In France: They still believe in liberte, but fraternite is suspect and egalite does not extend to immigrants. . . .

* They are the most pessimistic of West Europeans.

* Nearly nine out of 10 favor tougher restrictions on immigration--the highest percentage in Europe.

* Three of 10--and more than four of 10 in Paris--would like to settle somewhere else, with the United States the favored destination.


* Romanticized almost everywhere, half of French women see themselves as living distinctly second-class lives compared to French men, and four in 10 say they do no better than break even.

In Bulgaria: They’re fatalists, but mostly optimistic, and they like George Bush, Coca Cola, and artists. . . .

* Nearly three out of four--more than in any other country surveyed--believe an individual’s success is determined by forces beyond his control.
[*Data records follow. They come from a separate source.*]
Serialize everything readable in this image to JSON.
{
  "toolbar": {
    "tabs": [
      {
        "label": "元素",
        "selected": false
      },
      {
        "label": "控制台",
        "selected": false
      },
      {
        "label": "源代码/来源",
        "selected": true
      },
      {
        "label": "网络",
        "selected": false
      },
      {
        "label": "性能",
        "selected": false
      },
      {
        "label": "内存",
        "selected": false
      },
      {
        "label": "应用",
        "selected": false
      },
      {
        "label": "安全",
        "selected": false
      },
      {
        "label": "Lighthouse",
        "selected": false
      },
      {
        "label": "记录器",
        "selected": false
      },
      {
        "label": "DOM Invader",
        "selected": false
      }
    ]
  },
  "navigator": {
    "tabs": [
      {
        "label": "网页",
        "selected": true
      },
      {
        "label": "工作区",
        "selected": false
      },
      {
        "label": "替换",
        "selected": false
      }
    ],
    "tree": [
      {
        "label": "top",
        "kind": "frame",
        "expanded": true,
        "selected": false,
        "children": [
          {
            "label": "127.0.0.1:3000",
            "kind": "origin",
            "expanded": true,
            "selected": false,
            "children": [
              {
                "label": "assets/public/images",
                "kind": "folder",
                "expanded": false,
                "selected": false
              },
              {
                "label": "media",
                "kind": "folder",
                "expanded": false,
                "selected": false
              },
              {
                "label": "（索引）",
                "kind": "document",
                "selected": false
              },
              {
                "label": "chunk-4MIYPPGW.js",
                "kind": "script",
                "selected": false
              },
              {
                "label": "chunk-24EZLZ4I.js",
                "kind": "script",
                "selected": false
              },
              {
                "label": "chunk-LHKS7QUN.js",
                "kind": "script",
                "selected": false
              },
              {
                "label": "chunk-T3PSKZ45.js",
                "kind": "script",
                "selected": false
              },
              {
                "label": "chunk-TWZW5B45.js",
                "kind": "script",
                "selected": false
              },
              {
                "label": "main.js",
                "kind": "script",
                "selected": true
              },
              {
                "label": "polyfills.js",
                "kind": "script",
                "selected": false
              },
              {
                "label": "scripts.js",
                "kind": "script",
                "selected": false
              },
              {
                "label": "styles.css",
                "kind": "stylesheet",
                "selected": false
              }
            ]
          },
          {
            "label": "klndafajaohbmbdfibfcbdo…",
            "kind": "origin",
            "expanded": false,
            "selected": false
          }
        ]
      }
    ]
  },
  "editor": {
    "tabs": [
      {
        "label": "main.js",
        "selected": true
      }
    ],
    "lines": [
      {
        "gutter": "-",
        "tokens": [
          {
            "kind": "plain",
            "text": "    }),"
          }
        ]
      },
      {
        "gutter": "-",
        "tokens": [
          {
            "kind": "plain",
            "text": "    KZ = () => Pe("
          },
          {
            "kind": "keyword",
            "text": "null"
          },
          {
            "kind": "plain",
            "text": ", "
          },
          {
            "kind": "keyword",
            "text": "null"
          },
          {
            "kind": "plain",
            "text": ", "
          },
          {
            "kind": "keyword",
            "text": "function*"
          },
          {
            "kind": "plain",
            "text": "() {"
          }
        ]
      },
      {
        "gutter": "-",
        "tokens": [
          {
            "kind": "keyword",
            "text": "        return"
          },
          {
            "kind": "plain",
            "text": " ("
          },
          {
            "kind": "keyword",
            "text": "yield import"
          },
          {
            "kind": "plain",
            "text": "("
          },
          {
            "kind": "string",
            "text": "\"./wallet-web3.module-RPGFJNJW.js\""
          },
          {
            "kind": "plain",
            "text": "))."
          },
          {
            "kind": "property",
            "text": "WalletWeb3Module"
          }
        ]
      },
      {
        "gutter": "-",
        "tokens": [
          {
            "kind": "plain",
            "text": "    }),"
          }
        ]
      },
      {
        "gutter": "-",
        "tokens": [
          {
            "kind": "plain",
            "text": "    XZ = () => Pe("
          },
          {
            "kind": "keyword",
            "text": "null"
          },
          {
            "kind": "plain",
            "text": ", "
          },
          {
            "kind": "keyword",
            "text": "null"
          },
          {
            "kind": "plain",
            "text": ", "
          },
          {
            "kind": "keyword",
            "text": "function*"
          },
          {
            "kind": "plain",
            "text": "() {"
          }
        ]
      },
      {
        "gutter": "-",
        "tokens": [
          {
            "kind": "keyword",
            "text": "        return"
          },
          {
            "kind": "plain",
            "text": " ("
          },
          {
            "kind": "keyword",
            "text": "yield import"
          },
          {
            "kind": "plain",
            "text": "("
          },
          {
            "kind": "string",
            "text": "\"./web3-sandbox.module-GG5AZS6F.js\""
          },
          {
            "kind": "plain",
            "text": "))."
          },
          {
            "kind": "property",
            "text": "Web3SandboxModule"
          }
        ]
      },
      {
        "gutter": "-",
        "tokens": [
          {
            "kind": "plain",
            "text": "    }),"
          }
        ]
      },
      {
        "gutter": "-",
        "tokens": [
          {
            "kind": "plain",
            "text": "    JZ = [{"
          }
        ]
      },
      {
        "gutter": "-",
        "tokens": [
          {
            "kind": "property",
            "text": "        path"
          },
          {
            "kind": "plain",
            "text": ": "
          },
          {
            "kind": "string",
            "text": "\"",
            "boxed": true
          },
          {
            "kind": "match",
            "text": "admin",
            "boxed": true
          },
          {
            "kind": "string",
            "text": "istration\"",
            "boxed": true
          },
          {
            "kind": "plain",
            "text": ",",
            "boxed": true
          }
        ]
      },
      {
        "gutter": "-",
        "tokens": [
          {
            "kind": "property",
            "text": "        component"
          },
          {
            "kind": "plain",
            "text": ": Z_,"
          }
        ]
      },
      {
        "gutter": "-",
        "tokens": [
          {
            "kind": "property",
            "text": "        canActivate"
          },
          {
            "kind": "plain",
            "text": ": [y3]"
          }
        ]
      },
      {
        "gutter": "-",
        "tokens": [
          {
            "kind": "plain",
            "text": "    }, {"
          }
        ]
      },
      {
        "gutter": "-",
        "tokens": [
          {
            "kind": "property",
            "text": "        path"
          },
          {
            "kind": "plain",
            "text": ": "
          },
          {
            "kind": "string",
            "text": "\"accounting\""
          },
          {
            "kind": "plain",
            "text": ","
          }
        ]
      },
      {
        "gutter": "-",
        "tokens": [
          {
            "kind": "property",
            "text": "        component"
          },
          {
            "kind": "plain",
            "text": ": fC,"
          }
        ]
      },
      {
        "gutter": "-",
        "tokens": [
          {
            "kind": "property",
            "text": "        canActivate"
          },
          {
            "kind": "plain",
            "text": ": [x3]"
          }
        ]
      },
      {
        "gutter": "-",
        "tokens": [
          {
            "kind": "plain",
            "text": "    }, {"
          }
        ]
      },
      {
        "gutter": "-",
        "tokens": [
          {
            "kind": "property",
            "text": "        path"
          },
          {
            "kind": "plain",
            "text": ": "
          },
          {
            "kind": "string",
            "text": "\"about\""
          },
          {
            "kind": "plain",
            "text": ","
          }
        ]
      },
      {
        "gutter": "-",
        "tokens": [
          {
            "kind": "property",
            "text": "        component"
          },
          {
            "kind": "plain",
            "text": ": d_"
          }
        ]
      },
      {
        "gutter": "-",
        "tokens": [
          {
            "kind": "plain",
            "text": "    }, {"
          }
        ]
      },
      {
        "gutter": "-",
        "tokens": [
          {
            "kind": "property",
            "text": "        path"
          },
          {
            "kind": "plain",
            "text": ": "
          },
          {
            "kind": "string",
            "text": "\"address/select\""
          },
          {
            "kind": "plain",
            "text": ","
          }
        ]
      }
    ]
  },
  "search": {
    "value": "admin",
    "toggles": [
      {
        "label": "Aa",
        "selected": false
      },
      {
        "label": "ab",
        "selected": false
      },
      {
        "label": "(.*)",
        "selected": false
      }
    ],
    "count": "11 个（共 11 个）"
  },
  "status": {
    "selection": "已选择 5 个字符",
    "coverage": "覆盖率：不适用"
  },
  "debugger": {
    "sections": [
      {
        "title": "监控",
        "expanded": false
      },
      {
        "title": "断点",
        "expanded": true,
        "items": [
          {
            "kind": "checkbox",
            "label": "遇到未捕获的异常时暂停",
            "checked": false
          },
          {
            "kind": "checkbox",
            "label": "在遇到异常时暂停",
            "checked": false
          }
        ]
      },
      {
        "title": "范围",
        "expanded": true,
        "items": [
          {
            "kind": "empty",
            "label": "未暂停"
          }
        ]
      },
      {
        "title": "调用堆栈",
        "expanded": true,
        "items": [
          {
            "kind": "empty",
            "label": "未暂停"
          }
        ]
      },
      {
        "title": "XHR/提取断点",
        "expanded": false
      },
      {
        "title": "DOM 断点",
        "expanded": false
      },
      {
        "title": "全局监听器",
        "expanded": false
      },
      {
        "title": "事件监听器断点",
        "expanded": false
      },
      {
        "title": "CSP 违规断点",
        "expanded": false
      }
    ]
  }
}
* Four of five say things have gotten worse in the last five years, but eight of 10 see better days ahead.


* They stand alone among East Europeans in voicing majority approval for their parliament.

* Three of four rate George Bush and Coca Cola highly--the most favorable ratings among a group of famous people and products.

* One of 50 designated “artist” as a desirable occupation for their children--the only Europeans besides the French to mention it.

In Czechoslovakia: It’s better to be a craftsman than a doctor, and you definitely don’t want to be a Gypsy. . . .


* One in five say they’d like for their children to become skilled workers or craftsmen--twice as many as those who want them to be doctors.

* Nine out of 10 frown on Gypsies--the highest percentage in all countries surveyed.

* Three out of four have favorable opinions of Coca Cola, Adidas, Sony, and Mikhail S. Gorbachev, but only two out of three like Mercedes-Benz. And George Bush (93%) is more popular than both the Pope (83%) and the United Nations (80%).